A substance related to a party drug could limit damage caused by stroke

In animal trials, an international research group, headed by Professor Petrine Wellendorph from the University of Copenhagen, was able to limit the expansion of brain damage after stroke by up to 50%.

A laboratory-produced variant of a neurotransmitter found in the brains of humans and other mammals proved to have unexpected effects.

In time, these findings may lead to novel drugs to help people affected by stroke caused by a blood clot in the brain.

The discovery was made by an international research group headed by Professor Petrine Wellendorph, from the Department of Drug Design and Pharmacology, University of Copenhagen (UCPH).
Researchers from the Netherlands, the USA and New Zealand also participated in the study, which was recently published in the scientific journal PNAS.

Professor Wellendorph has been researching the GHB neuromodulator for several years. She received funding from the Lundbeck Foundation for her work in the form of a Fellowship worth DKK 10 million in 2013 and a further research grant for the same amount in 2019.

‘As a neuromodulator, GHB is involved in a number of brain mechanisms. My ambition – more specifically – is to understand the role GHB plays in our brains,’ says Professor Wellendorph.
 

Partydrug

If you take a powerful dose of synthetically produced GHB – or “fantasy” as the so-called party drug is named – you will experience a “rush” or “high”. You will lose your inhibitions and feel free and relaxed.

However, experimenting with the drug is not without its dangers! The dose required for a rush is not far removed from a dose that, in the worst case, can end fatally. And if you do manage to survive your acquaintance with this illegal drug, which fortunately most people do, unpleasant withdrawal symptoms may be in store.

To understand the role that GHB plays in the brain under normal, non-party-going circumstances, it is necessary to map the binding site; in other words, the protein to which GHB primarily binds in a mammalian brain. Once we understand this protein, we can begin to decipher the comings and goings of GHB.

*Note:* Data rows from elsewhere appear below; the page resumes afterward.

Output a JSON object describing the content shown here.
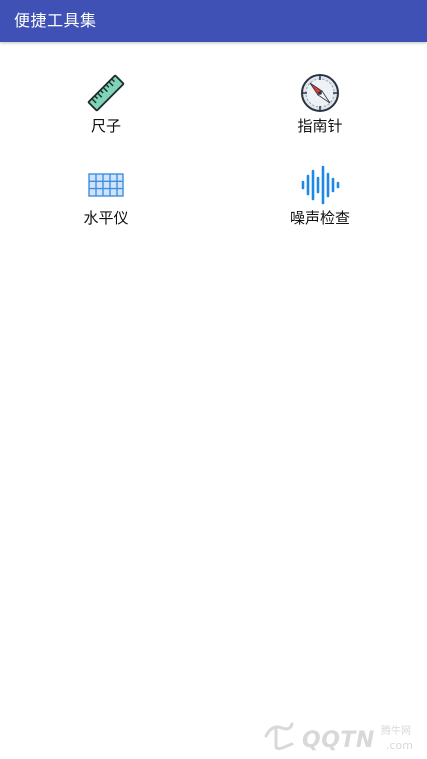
{
  "app_bar": {
    "title": "便捷工具集",
    "color": "#3f51b5"
  },
  "tools": [
    {
      "label": "尺子",
      "icon": "ruler-icon"
    },
    {
      "label": "指南针",
      "icon": "compass-icon"
    },
    {
      "label": "水平仪",
      "icon": "level-grid-icon"
    },
    {
      "label": "噪声检查",
      "icon": "sound-wave-icon"
    }
  ],
  "watermark": {
    "brand": "QQTN",
    "suffix": ".com",
    "site": "腾牛网"
  }
}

It is this key binding protein that Professor Wellendorph and her colleagues have now succeeded in identifying – and their success is due to a laboratory-produced variant of fantasy. This variant – which has no narcotic effect – was made by chemists at UCPH, who named it HOCPCA.

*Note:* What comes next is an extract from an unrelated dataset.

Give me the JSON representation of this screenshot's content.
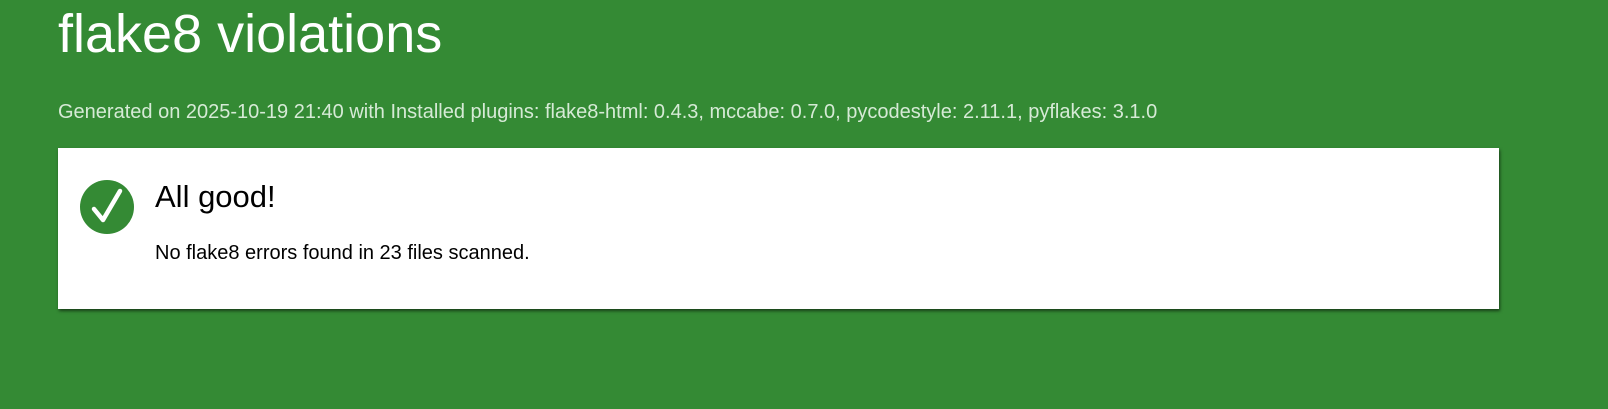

With the help of HOCPCA, Professor Wellendorph and her colleagues were able to map the GHB binding site in a mammalian brain by analysing the brain tissue of rats. 

Stroke in the lab

In the article in PNAS, the researchers also describe an experiment they performed on mice.

The aim of the experiment was to see whether HOCPCA – the laboratory-produced variant of fantasy – could be used to treat the damage caused by stroke.

To investigate this, Professor Wellendorph and her colleagues worked with two groups of laboratory mice, and all subjects were given an injection of a drug to provoke stroke.

One of the groups, Cohort 1, was then injected with HOCPCA. Cohort 2 was not given the substance.

Cohort 1 received injections of HOCPCA at various intervals. Some mice were given an injection three hours after the stroke, others after six hours, and the remainder after 12 hours.

Once all the results had been collated, the researchers could see that HOCPCA had had a significantly limiting effect on the damage. Professor Wellendorph explains:

‘In a stroke, the supply of oxygen and nutrients to an area of the brain via the bloodstream is temporarily constricted – or cut off altogether. This causes damage, so it’s always important to treat the patient as quickly as possible to restore the blood supply. Our experiment showed 40–50% less damage in the group of mice given HOCPCA compared with the animals that did not receive the drug. And this protective effect was also visible when HOCPCA was given 12 hours after we had provoked the stroke.’

They established this by measuring the size of the area in the brain to which the damage from the stroke had spread in the mice in both cohorts – as well as the depth at which the aftereffects could be detected in the brain tissue.

The researchers do not know how HOCPCA caused this protective effect in the mice in Cohort 1. However, the hypothesis is that it has something to do with calcium.

Professor Wellendorph explains that when someone has a stroke, there is a dramatic rise in the level of calcium in the brain, and the researchers therefore presume that HOCPCA may in some way scale down the calcium levels after a stroke.

In time, it may be possible to incorporate HOCPCA into a drug to limit the aftereffects of strokes in humans.

‘Together with UCPH, we’ve patented the drug, and we’re now applying for funds to conduct further studies. Even if it works in animal trials, we can’t simply assume that it will have a similar effect in humans. We’ll see how far we can get,’ says Professor Wellendorph.